Wednesday, October 14, 2015
Anand Ramlogan

Former attorney general Anand Ramlogan is remaining tight-lipped about accusations he was profitting from civil lawsuits brought against the State because of flawed legislation passed by the People’s Partnership government.

The accusation was made during the budget debate on Monday by Attorney General Faris Al-Rawi in reference to the Children’s Community Residen­ces, Foster Care and Nurseries Act. 

Passed by the PP and proclaimed by President Anthony Carmona in May, the Act makes it unconstitutional to remand juveniles to the Youth Training Centre, St Michael’s Home, St Jude’s home and the Women’s Prison. 

The juveniles are supposed to be housed in community residences but these were never established by the past government when the law was passed.

Contacted for response to the allegations, Ramlogan refused to say whether he was fighting the civil lawsuits, which may cost taxpayers millions of dollars in damages, pro bono.

“It would be as inappropriate and improper for me to comment on a matter that is before the court, just as it is for the AG to do so,” Ramlogan said. He declined further comment.

Al-Rawi in his presentation said Ramlogan, who was instrumental in passing the laws, was now benefitting by bringing cases before the court seeking damages for unconstitutional detention. 

Quoting page 35 of the handbook for false imprisonment and malicious prosecution in T&T, Al-Rawi said 72 juveniles have been detained at YTC and other centres. 

He said recent court rulings show up to $250,000 in damages was awarded recently to a complainant. This means that taxpayers may have to fork out more than $18 million in damages.

“In June when the matter came back in Cabinet, it was estimated that $300 million will be spent for development of new centres that would take years to get done. Why proclaim the legislation if community residences were never set up? Al-Rawi asked.

He said the PNM Government now has to either fix the problem legislatively or find a physical solution by setting up the community residences. Al-Rawi also said the Children’s Authority was also suing the State for the unconstitutional detention.

Ramlogan is the lead attorney in a matter now before the court in which two 15-year-old boys are challenging their detention at the YTC.

However, the former AG came under fire from Justice Frank Seepersad who questioned why he was bringing the matters before the court when it was his government who had failed to set up the community residences.

Ramlogan resigned from office in the face of a criminal complaint of witness tampering in February, some three months before the laws were proclaimed and Garvin Nicholas replaced him.

Set up residences now—Mahabir-Wyatt

Meanwhile, child rights activist Diana Mahabir-Wyatt said on Monday it should take no more than six months for Government to establish permanent community residences for juvenile offenders.

She revealed a year before the Act was proclaimed by President Anthony Carmona, she was under the impression community residences were being built in Piparo.
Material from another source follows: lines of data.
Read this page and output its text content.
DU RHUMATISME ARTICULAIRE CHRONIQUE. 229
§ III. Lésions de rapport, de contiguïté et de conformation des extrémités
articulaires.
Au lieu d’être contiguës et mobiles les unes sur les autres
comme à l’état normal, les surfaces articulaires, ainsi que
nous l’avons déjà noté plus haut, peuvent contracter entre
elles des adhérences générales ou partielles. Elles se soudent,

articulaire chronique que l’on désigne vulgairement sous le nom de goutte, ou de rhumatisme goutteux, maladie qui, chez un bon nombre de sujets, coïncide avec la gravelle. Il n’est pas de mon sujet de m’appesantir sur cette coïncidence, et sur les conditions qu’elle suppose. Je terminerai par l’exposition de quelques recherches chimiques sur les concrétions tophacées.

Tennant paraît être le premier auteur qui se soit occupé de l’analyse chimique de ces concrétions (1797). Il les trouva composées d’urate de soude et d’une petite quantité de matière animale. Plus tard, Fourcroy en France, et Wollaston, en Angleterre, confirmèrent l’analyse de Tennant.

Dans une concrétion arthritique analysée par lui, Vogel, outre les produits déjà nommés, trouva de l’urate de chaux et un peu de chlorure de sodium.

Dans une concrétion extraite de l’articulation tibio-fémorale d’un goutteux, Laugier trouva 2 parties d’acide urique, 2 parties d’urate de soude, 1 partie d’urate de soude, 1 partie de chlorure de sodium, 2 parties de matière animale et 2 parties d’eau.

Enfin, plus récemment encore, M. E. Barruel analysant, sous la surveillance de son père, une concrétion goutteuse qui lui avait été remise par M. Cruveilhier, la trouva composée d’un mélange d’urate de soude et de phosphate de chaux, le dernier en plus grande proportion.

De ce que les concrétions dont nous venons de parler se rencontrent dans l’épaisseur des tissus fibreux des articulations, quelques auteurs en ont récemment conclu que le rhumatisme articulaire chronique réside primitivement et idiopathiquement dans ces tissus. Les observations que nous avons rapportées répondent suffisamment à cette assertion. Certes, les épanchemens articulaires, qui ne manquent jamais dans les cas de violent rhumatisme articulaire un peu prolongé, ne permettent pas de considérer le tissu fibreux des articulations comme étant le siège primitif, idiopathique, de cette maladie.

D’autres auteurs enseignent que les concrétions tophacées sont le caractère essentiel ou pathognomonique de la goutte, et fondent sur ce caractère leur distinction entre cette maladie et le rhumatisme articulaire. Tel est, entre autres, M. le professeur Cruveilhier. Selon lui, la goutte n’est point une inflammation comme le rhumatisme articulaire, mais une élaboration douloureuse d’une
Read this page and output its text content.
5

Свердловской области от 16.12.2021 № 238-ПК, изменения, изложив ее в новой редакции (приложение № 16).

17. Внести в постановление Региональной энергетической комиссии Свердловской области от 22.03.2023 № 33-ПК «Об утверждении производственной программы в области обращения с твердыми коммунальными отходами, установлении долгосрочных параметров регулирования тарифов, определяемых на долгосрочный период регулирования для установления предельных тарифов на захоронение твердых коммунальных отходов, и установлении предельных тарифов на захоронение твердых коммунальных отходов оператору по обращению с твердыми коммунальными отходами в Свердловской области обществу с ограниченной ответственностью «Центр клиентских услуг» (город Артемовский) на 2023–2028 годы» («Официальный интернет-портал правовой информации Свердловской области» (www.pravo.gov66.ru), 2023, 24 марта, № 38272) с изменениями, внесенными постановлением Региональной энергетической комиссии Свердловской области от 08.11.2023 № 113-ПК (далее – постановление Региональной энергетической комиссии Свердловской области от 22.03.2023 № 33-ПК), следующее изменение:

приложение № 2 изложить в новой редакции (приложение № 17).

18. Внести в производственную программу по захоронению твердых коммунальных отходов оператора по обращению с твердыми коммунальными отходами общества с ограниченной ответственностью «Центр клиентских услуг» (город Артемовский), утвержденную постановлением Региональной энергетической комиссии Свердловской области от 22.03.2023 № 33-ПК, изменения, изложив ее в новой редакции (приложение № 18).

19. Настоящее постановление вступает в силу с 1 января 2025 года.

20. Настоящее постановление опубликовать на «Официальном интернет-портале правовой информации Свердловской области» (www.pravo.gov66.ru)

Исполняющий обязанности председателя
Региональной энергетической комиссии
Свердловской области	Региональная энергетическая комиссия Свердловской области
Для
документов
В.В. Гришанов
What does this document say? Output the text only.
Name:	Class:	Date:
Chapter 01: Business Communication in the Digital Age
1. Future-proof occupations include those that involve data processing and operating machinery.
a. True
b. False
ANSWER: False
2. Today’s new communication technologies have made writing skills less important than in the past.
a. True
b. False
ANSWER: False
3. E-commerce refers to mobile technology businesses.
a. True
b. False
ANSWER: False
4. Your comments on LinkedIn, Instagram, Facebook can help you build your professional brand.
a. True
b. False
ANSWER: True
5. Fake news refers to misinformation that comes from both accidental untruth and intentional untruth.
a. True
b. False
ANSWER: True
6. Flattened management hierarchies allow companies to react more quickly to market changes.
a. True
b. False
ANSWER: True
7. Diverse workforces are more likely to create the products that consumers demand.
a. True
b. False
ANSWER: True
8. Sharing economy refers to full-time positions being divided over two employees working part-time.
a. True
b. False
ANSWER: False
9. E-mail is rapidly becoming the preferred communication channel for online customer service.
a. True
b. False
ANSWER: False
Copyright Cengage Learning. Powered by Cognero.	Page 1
However, this never happened.

She said Ramlogan’s championing of the cases could be seen as a way of forcing the government to fulfill the promises that were made through the former ministry of gender and child affairs.

She said under international law, T&T was required to put certain measures into effect to protect children. 

“When I was chair of the Child Protection Programme we were told that properties have been accessed, funds have been allocated and at one point when I did call and ask what was happening, I was told the foundation was being laid at Piparo. Two new facilities were being built. I now find out that it wasn’t true,” Mahabir-Wyatt said.

She said there was no guarantee that complainants would get monetary compensation for unconstitutional detention.

Mahabir-Wyatt agreed that the law should not have been passed until community residences were built.

“The government should move quickly to get these properties built instead of running around pointing fingers,” Mahabir-Wyatt added.